4. L’esprit initial de la fondation de l’association
Nous croyons devoir reproduire ci-après le texte de la circulaire qui a été envoyée aux universités, aux sociétés savantes et en général à toutes les personnes susceptibles de s’intéresser au passé de nos colonies pour leur faire part de la fondation de la Société et leur faire connaître le programme de ses travaux :
« Depuis une cinquantaine d’années, les sociétés historiques se sont multipliées en France. Au fur et à mesure que croissait l’intérêt du public pour les choses du passé, érudits et travailleurs sentaient la nécessité de coordonner leurs efforts en vue d’une meilleure organisation du travail. Certaines de ces sociétés se consacrent à l’étude d’un pays, d’une région ou d’une ville, telles que la Société de l’histoire de France, la Société de l’histoire de Paris ; quelques-unes limitent leur action à une période déterminée de l’Histoire : Société de l’histoire moderne, Société d’histoire de la Révolution, Société d’histoire de la Révolution de 1848 ; d’autres enfin ont un objet plus limité encore, comme la Société de l’histoire du protestantisme français, la Société d’histoire littéraire de la France, etc.
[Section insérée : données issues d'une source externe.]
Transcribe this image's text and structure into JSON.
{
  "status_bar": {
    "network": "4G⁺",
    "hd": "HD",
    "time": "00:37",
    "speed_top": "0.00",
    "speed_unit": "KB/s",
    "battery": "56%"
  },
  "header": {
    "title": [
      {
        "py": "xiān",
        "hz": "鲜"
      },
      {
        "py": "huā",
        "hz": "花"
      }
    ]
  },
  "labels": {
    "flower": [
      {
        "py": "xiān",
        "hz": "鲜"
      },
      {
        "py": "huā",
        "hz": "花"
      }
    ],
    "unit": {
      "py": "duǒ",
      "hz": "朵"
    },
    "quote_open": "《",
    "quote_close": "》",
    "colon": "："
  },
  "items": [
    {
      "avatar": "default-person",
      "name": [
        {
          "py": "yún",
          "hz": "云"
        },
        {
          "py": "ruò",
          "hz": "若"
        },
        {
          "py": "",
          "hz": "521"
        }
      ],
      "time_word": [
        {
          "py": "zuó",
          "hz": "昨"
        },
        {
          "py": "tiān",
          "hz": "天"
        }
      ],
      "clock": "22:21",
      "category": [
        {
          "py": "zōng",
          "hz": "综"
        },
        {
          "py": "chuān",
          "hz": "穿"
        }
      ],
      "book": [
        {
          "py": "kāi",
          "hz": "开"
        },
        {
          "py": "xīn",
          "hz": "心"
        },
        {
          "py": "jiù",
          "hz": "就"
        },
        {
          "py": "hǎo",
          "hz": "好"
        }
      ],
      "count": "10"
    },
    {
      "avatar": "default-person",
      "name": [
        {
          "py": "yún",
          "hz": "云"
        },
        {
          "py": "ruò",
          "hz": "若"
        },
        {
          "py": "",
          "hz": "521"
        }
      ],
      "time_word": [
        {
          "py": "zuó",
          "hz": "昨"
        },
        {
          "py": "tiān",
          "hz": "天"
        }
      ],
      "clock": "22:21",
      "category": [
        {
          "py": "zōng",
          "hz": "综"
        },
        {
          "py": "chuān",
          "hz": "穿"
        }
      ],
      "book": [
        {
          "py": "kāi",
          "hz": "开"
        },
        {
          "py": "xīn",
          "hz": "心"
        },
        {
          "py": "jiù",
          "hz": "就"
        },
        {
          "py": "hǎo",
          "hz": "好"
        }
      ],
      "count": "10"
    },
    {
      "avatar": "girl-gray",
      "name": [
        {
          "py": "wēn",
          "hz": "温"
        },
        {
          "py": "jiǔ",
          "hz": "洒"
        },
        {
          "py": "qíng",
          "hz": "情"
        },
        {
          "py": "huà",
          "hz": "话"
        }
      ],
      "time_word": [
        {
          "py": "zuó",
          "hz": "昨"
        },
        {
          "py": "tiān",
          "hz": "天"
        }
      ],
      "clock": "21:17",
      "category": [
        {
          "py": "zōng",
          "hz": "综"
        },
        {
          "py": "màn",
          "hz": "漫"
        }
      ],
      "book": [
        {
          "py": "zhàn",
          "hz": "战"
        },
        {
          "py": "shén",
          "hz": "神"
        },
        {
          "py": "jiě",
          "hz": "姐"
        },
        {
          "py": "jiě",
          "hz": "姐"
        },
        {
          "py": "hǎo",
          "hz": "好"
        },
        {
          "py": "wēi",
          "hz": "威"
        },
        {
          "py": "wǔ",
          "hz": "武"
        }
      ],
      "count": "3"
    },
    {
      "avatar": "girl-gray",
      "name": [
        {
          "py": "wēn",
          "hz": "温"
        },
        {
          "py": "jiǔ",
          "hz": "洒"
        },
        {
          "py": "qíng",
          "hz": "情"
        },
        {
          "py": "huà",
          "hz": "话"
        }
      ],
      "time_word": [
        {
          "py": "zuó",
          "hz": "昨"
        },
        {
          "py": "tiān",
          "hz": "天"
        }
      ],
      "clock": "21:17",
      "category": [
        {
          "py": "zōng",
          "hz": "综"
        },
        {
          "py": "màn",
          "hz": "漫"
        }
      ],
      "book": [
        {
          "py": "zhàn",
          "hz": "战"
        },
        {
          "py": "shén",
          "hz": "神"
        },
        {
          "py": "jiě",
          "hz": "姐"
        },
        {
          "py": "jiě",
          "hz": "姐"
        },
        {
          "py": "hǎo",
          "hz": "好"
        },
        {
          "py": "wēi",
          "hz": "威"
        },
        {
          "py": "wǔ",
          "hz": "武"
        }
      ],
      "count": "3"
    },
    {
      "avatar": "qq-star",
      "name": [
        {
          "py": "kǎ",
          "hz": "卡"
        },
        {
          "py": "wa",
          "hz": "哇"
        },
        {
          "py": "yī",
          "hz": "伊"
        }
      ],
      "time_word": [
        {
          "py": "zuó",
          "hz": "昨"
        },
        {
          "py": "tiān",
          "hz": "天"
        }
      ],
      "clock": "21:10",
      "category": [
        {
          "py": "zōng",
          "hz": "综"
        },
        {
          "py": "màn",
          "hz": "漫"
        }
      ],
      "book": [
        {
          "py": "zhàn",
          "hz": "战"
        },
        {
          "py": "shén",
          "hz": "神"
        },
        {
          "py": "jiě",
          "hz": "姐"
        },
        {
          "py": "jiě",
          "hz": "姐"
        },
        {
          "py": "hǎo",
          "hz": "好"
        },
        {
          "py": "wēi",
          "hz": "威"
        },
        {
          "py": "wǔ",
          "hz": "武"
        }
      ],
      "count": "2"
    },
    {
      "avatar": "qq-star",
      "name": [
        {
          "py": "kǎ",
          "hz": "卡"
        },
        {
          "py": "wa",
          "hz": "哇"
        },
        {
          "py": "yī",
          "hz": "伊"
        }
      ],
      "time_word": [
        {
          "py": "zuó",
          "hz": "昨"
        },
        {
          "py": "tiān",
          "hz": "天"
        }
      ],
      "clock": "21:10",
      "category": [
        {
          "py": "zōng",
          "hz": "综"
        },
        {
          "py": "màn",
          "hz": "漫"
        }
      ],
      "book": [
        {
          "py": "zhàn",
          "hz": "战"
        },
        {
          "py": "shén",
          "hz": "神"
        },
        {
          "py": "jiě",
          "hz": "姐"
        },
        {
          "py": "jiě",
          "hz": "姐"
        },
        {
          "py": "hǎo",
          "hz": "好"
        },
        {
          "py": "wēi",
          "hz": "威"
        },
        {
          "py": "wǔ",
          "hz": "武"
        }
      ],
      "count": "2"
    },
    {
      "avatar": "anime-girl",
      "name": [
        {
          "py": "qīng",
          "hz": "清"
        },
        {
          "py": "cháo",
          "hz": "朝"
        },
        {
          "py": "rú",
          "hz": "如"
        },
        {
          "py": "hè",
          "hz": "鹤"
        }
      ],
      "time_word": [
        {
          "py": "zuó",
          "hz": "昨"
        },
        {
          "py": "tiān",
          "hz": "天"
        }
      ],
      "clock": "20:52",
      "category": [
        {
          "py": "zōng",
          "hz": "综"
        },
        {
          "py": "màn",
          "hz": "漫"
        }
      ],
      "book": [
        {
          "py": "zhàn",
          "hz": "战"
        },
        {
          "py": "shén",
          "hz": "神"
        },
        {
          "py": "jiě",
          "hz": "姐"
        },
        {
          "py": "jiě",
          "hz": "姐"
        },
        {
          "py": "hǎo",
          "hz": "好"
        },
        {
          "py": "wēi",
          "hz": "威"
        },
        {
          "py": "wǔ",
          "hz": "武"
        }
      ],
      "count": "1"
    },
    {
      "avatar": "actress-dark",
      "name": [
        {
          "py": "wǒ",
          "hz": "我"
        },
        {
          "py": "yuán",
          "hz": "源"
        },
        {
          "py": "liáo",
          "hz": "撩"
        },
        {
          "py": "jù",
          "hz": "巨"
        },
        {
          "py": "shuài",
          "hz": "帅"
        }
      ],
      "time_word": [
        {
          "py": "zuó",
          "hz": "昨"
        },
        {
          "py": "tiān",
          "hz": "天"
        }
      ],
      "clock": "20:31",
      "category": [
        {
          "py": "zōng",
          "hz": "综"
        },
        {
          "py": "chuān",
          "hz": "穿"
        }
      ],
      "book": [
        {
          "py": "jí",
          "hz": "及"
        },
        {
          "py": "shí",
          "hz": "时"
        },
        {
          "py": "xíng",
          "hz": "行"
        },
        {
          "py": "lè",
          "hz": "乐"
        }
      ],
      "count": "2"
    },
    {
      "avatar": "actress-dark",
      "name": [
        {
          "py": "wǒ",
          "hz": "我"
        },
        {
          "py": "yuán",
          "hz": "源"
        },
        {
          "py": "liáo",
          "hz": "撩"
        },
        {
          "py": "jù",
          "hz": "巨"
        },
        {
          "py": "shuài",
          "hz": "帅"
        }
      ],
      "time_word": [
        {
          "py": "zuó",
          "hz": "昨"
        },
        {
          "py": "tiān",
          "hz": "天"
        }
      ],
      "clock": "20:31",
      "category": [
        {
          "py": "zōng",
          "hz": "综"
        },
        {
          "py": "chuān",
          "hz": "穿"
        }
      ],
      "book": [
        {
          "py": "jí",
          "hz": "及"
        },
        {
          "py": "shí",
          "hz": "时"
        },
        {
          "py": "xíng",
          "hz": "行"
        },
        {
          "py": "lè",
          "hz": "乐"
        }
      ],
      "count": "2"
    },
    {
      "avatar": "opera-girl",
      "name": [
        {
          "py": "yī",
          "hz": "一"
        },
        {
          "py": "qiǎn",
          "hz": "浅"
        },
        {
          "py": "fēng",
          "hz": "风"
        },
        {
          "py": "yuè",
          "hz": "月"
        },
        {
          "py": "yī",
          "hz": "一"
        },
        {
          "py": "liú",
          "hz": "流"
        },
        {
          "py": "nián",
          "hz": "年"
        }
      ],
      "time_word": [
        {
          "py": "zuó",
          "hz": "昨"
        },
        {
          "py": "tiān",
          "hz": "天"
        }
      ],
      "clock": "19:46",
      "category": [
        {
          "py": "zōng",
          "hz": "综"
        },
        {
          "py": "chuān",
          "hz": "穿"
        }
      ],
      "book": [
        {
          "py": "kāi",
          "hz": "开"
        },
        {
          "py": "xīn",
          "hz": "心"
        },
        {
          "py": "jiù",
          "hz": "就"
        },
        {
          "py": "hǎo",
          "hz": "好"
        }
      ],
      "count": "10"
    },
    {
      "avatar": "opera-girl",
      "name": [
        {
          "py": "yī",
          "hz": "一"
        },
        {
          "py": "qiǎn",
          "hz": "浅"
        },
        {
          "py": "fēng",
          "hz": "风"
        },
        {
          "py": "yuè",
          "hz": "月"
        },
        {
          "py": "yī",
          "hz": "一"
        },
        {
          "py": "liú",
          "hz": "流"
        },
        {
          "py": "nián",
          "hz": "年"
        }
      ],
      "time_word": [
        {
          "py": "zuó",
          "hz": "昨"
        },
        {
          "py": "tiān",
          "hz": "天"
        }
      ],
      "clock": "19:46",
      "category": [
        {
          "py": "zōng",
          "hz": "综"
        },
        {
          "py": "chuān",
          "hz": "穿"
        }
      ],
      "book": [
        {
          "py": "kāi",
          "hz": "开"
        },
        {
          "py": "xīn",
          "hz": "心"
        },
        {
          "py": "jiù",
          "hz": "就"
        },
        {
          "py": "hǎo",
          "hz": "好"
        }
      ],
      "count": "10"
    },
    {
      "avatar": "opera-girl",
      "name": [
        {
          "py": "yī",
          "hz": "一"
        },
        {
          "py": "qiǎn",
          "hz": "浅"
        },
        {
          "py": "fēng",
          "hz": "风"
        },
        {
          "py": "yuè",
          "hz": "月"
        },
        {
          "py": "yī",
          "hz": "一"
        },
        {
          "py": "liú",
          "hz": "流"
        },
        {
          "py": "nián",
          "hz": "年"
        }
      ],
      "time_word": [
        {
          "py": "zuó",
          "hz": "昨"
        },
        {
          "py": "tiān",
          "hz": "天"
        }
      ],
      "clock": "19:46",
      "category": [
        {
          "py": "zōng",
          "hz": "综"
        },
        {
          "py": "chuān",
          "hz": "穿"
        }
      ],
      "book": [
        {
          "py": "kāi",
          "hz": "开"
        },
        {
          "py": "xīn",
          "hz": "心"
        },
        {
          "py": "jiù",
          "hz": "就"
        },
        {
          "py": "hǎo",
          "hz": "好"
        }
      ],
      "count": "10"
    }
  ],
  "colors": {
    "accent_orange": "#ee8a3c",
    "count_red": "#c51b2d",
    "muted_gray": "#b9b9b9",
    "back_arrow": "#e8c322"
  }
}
» Nul ne saurait s’étonner qu’à cette liste déjà longue vienne s’ajouter une Société de l’histoire des colonies françaises. Le passé colonial de notre pays est assez riche – qu’il s’agisse du passé des régions qui ont cessé d’être françaises ou qu’il s’agisse du passé des territoires qui appartiennent encore à la France pour justifier la création d’un groupement portant ce titre. Et l’on devine qu’aux efforts de la nouvelle Société pour mieux faire connaître l’histoire des colonies, la matière ne saurait faire défaut de longtemps. Les personnes qui s’intéressent aujourd’hui à l’histoire des colonies ne sont pas rares : grouper toutes les compétences et toutes les curiosités, en vue de mieux coordonner les efforts, tel est l’objet de la nouvelle Société.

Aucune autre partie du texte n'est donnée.